Used to be that "voting the party line" was a synonym for thoughtless voting. But in this year's mayoral race, straight-party voting takes a bit of deliberation.
Here at City Paper, we've already heard one complaint -- from the husband of a staffer's landlady -- about a voter who "pulled the straight-party lever"* for the Republican slate. Only afterwards did the voter realize that in doing so, he'd voted for Mayor Luke Ravenstahl by mistake. The mayor is the Democratic nominee, of course, but thanks to a successful write-in campaign during the May primary, he's also the GOP's candidate in the race. Looks like that bit of Machiavellianism had paid off with one vote, at least.
Meanwhile, Ravenstahl's two challengers -- Dok Harris and Kevin Acklin -- may be struggling with the reverse phenomenon. Acklin and Harris appear under their own names, but you can also vote for them on the "party-line" screen, alongside the Dems and the GOP. Acklin is running under the "Independent" party, whereas Harris appears as the "Franco Dok Harris" party.

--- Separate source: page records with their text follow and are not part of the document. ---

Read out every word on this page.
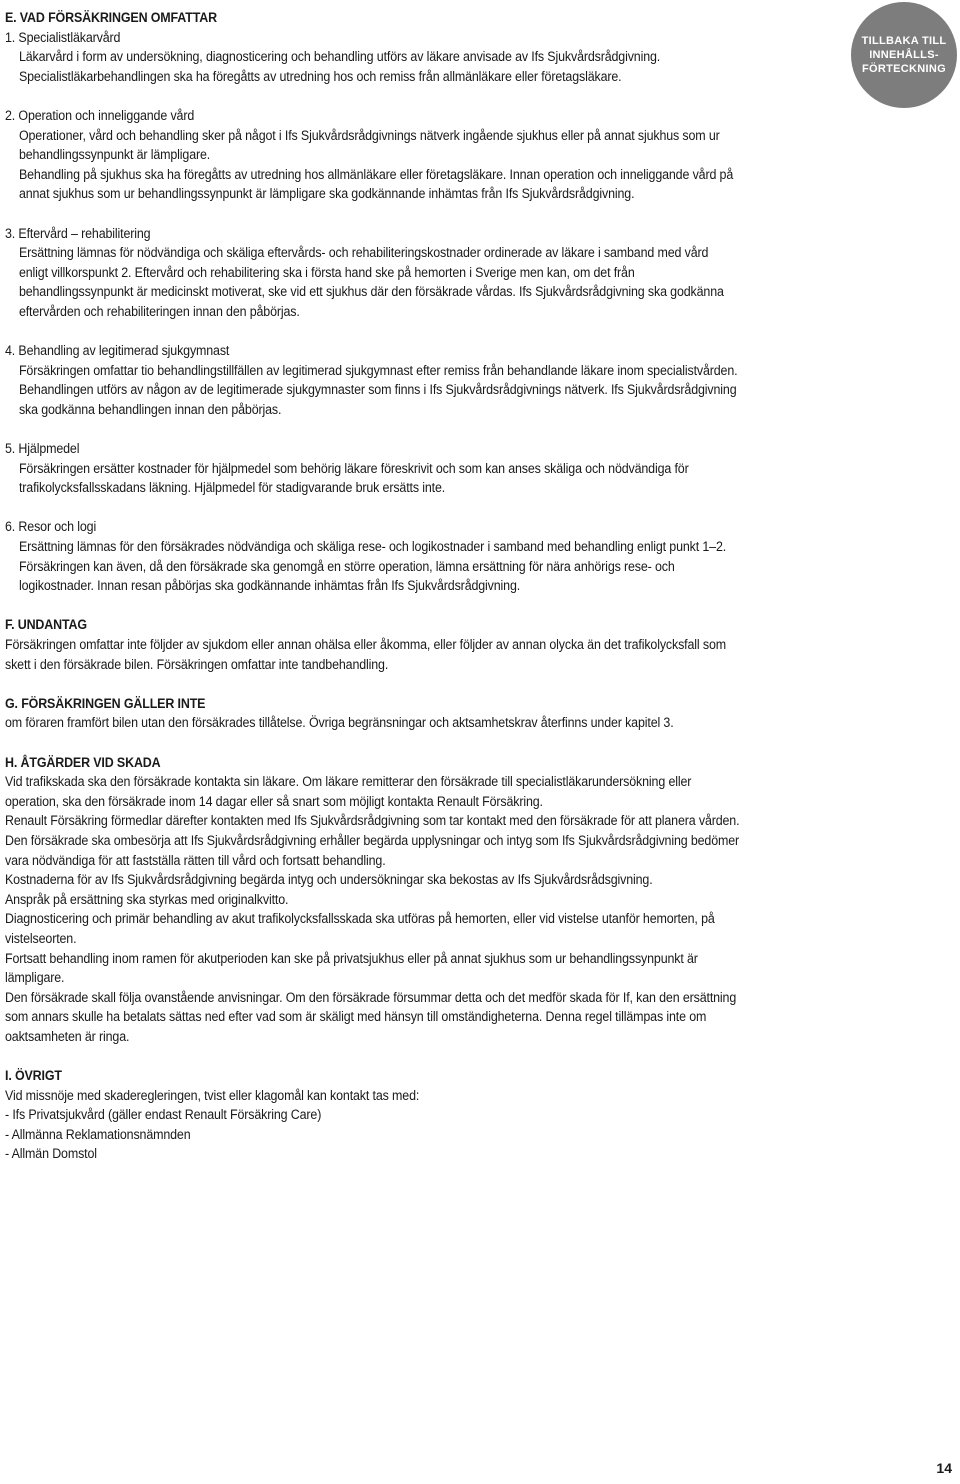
TILLBAKA TILL
INNEHÅLLS-
FÖRTECKNING
E. VAD FÖRSÄKRINGEN OMFATTAR
1. Specialistläkarvård

Läkarvård i form av undersökning, diagnosticering och behandling utförs av läkare anvisade av Ifs Sjukvårdsrådgivning. Specialistläkarbehandlingen ska ha föregåtts av utredning hos och remiss från allmänläkare eller företagsläkare.

2. Operation och inneliggande vård

Operationer, vård och behandling sker på något i Ifs Sjukvårdsrådgivnings nätverk ingående sjukhus eller på annat sjukhus som ur behandlingssynpunkt är lämpligare.

Behandling på sjukhus ska ha föregåtts av utredning hos allmänläkare eller företagsläkare. Innan operation och inneliggande vård på annat sjukhus som ur behandlingssynpunkt är lämpligare ska godkännande inhämtas från Ifs Sjukvårdsrådgivning.

3. Eftervård – rehabilitering

Ersättning lämnas för nödvändiga och skäliga eftervårds- och rehabiliteringskostnader ordinerade av läkare i samband med vård enligt villkorspunkt 2. Eftervård och rehabilitering ska i första hand ske på hemorten i Sverige men kan, om det från behandlingssynpunkt är medicinskt motiverat, ske vid ett sjukhus där den försäkrade vårdas. Ifs Sjukvårdsrådgivning ska godkänna eftervården och rehabiliteringen innan den påbörjas.

4. Behandling av legitimerad sjukgymnast

Försäkringen omfattar tio behandlingstillfällen av legitimerad sjukgymnast efter remiss från behandlande läkare inom specialistvården. Behandlingen utförs av någon av de legitimerade sjukgymnaster som finns i Ifs Sjukvårdsrådgivnings nätverk. Ifs Sjukvårdsrådgivning ska godkänna behandlingen innan den påbörjas.

5. Hjälpmedel

Försäkringen ersätter kostnader för hjälpmedel som behörig läkare föreskrivit och som kan anses skäliga och nödvändiga för trafikolycksfallsskadans läkning. Hjälpmedel för stadigvarande bruk ersätts inte.

6. Resor och logi

Ersättning lämnas för den försäkrades nödvändiga och skäliga rese- och logikostnader i samband med behandling enligt punkt 1–2. Försäkringen kan även, då den försäkrade ska genomgå en större operation, lämna ersättning för nära anhörigs rese- och logikostnader. Innan resan påbörjas ska godkännande inhämtas från Ifs Sjukvårdsrådgivning.

F. UNDANTAG

Försäkringen omfattar inte följder av sjukdom eller annan ohälsa eller åkomma, eller följder av annan olycka än det trafikolycksfall som skett i den försäkrade bilen. Försäkringen omfattar inte tandbehandling.

G. FÖRSÄKRINGEN GÄLLER INTE

om föraren framfört bilen utan den försäkrades tillåtelse. Övriga begränsningar och aktsamhetskrav återfinns under kapitel 3.

H. ÅTGÄRDER VID SKADA

Vid trafikskada ska den försäkrade kontakta sin läkare. Om läkare remitterar den försäkrade till specialistläkarundersökning eller operation, ska den försäkrade inom 14 dagar eller så snart som möjligt kontakta Renault Försäkring.

Renault Försäkring förmedlar därefter kontakten med Ifs Sjukvårdsrådgivning som tar kontakt med den försäkrade för att planera vården.

Den försäkrade ska ombesörja att Ifs Sjukvårdsrådgivning erhåller begärda upplysningar och intyg som Ifs Sjukvårdsrådgivning bedömer vara nödvändiga för att fastställa rätten till vård och fortsatt behandling.

Kostnaderna för av Ifs Sjukvårdsrådgivning begärda intyg och undersökningar ska bekostas av Ifs Sjukvårdsrådsgivning.

Anspråk på ersättning ska styrkas med originalkvitto.

Diagnosticering och primär behandling av akut trafikolycksfallsskada ska utföras på hemorten, eller vid vistelse utanför hemorten, på vistelseorten.

Fortsatt behandling inom ramen för akutperioden kan ske på privatsjukhus eller på annat sjukhus som ur behandlingssynpunkt är lämpligare.

Den försäkrade skall följa ovanstående anvisningar. Om den försäkrade försummar detta och det medför skada för If, kan den ersättning som annars skulle ha betalats sättas ned efter vad som är skäligt med hänsyn till omständigheterna. Denna regel tillämpas inte om oaktsamheten är ringa.

I. ÖVRIGT

Vid missnöje med skaderegleringen, tvist eller klagomål kan kontakt tas med:

- Ifs Privatsjukvård (gäller endast Renault Försäkring Care)
- Allmänna Reklamationsnämnden
- Allmän Domstol
14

But there's a wrinkle, says Harris supporter Stephanie Dangel. A "get out the vote" volunteer was told by a poll worker that voting for Harris on the party-line screen "would preclude the voter from voting for other offices." That's not true: A party-line vote only registers in the races where the party has a candidate, and voters are still given the opportunity to vote in other races.
Assuming the machines work correctly, voters will get that chance -- no matter what a poll worker might think about it. But Dangel says she and other Harris backers have heard from voters who are "confused" about how the system is supposed to work.
Maybe this is a good time for voters to break the habit of casting straight-party ballots?
* I know -- archaic language in the age of electronic voting. "Pushed the straight-party button"?